Public broadcaster in Guinea

Radio Télévision Guinéenne (RTG) is a public broadcaster of the West African state of Guinea. Radio Télévision Guinéenne is headquartered in the capital city of Conakry.

==Background and history==
Radio broadcasting in Guinea started in the colonial era, when the country was called French Guinea. Up until its independence, on 2 October 1958, the main activity of "radio banana" consisted in the broadcast of warnings and messages of the large local commercial companies on the movements of boats transporting bananas or citrus fruits; after independence, "radio banana" became Radio Guinée.

In 1962 the Voix de la Révolution (French for Voice of the Revolution) was created, the organization responsible for managing radio, and the offer increased to two stations, one national and the other international, which however were merged in November 1970, returning to being one.

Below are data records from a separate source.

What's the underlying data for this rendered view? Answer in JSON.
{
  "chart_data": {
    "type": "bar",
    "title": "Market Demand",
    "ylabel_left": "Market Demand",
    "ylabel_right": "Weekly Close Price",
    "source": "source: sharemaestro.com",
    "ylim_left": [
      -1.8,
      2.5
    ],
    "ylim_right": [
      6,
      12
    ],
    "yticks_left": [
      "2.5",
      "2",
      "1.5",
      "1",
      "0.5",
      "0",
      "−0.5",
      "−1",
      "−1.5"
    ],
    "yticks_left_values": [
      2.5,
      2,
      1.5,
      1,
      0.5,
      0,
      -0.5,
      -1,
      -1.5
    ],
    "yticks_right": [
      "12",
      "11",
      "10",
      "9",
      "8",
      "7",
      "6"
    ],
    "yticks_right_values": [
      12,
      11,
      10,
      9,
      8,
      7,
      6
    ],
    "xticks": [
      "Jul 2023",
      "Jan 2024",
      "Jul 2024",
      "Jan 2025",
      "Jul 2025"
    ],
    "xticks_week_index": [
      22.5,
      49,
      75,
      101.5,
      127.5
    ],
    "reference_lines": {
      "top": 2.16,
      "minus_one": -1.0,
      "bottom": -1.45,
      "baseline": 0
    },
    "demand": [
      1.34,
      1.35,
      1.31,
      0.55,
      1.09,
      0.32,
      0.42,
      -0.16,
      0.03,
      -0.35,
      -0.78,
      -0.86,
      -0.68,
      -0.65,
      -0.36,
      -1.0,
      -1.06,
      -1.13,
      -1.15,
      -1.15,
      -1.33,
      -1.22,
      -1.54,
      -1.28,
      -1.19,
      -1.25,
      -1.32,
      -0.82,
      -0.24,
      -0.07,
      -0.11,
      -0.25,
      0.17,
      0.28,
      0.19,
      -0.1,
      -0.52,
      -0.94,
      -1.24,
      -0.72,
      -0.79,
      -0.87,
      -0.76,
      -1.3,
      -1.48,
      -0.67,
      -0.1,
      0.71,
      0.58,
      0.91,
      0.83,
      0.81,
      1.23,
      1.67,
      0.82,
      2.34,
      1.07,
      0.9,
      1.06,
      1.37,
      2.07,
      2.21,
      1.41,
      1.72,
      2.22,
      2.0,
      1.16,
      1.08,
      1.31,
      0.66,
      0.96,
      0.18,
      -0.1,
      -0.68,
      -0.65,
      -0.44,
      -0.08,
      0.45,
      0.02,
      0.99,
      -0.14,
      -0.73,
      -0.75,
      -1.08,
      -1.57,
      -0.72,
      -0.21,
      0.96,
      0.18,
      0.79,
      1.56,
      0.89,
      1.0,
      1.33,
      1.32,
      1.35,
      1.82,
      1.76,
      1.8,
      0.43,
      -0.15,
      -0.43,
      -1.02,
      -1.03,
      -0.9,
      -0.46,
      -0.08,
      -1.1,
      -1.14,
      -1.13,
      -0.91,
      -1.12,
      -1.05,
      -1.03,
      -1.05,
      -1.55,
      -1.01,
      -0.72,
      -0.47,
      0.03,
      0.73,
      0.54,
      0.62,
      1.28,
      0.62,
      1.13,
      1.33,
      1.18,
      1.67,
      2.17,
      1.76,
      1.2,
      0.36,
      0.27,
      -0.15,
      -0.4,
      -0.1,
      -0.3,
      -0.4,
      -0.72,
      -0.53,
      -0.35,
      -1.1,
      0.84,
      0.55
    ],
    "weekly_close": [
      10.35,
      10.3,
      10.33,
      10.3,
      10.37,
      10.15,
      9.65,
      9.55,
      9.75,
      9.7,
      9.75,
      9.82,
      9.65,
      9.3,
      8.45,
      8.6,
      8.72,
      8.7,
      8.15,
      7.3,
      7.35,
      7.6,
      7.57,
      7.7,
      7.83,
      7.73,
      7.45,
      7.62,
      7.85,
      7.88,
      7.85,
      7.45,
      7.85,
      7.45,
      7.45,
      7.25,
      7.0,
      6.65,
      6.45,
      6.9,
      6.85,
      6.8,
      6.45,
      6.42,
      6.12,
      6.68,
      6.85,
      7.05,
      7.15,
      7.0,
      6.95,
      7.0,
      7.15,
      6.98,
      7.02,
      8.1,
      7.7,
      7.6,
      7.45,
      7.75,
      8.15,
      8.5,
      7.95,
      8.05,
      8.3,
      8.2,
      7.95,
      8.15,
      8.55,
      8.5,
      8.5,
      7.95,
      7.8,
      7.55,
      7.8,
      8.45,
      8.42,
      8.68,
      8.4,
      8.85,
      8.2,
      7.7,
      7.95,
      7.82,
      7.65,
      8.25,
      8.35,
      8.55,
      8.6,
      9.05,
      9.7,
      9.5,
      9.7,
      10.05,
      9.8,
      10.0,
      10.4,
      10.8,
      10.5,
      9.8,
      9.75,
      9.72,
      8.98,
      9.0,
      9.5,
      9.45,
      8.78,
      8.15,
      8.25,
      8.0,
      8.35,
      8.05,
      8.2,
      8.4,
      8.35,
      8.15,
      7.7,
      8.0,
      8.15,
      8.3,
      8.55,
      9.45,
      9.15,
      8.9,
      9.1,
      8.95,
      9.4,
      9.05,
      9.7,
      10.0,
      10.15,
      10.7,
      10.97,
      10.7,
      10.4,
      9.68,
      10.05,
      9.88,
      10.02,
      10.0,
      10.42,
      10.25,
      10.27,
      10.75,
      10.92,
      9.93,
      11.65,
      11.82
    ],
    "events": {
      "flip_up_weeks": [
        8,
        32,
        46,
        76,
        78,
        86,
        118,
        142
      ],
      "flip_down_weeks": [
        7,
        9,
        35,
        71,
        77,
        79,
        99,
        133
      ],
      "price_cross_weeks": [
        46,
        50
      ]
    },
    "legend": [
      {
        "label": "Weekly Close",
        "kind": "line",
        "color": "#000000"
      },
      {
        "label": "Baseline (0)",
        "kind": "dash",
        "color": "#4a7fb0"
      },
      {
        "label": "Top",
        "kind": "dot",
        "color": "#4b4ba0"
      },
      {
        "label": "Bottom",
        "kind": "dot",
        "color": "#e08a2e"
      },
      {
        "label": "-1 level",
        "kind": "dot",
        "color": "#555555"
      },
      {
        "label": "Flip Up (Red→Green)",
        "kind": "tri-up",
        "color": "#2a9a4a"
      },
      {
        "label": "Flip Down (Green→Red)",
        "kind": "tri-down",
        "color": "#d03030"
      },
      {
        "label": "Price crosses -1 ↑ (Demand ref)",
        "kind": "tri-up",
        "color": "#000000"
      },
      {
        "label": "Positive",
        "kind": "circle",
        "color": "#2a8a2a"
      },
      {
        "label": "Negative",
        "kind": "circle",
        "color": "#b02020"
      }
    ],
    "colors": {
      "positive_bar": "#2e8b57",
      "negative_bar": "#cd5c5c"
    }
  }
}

In May 1977 the first television channel started, which at the beginning was in black and white; color was introduced in June 1977. Full-color broadcasting since 1979.

After the death of Ahmed Sekou Touré in 1984, the Voix de la Révolution became the current Radio Télévision Guinéenne, and a general director was placed at the head of the organization. In January of the same year, a documentation and archive service was created in charge of collecting, processing and making available all the documents produced and received by RTG, and safeguarding the audiovisual heritage of the radio and television archives; archive management was computerized in 1990.

In August 1992, regional radio station RKS was created to serve the Conakry area within an 80 km radius.

RTG television broadcasting began in 2002 via satellite. In April 2025, the free-to-air RTG and RTG 2 channels on the satellite were discontinued in order to be moved to the graveyard orbit on the Intelsat 901 satellite. Currently, only encrypted satellite platforms continue.

In 2007, a Guinean Air Force MiG-21 departing from Conakry crashed into the Radio Television Guineenne headquarters. The Russian pilot ejected and was unharmed.

RTG is member of the African Union of Broadcasting (AUB).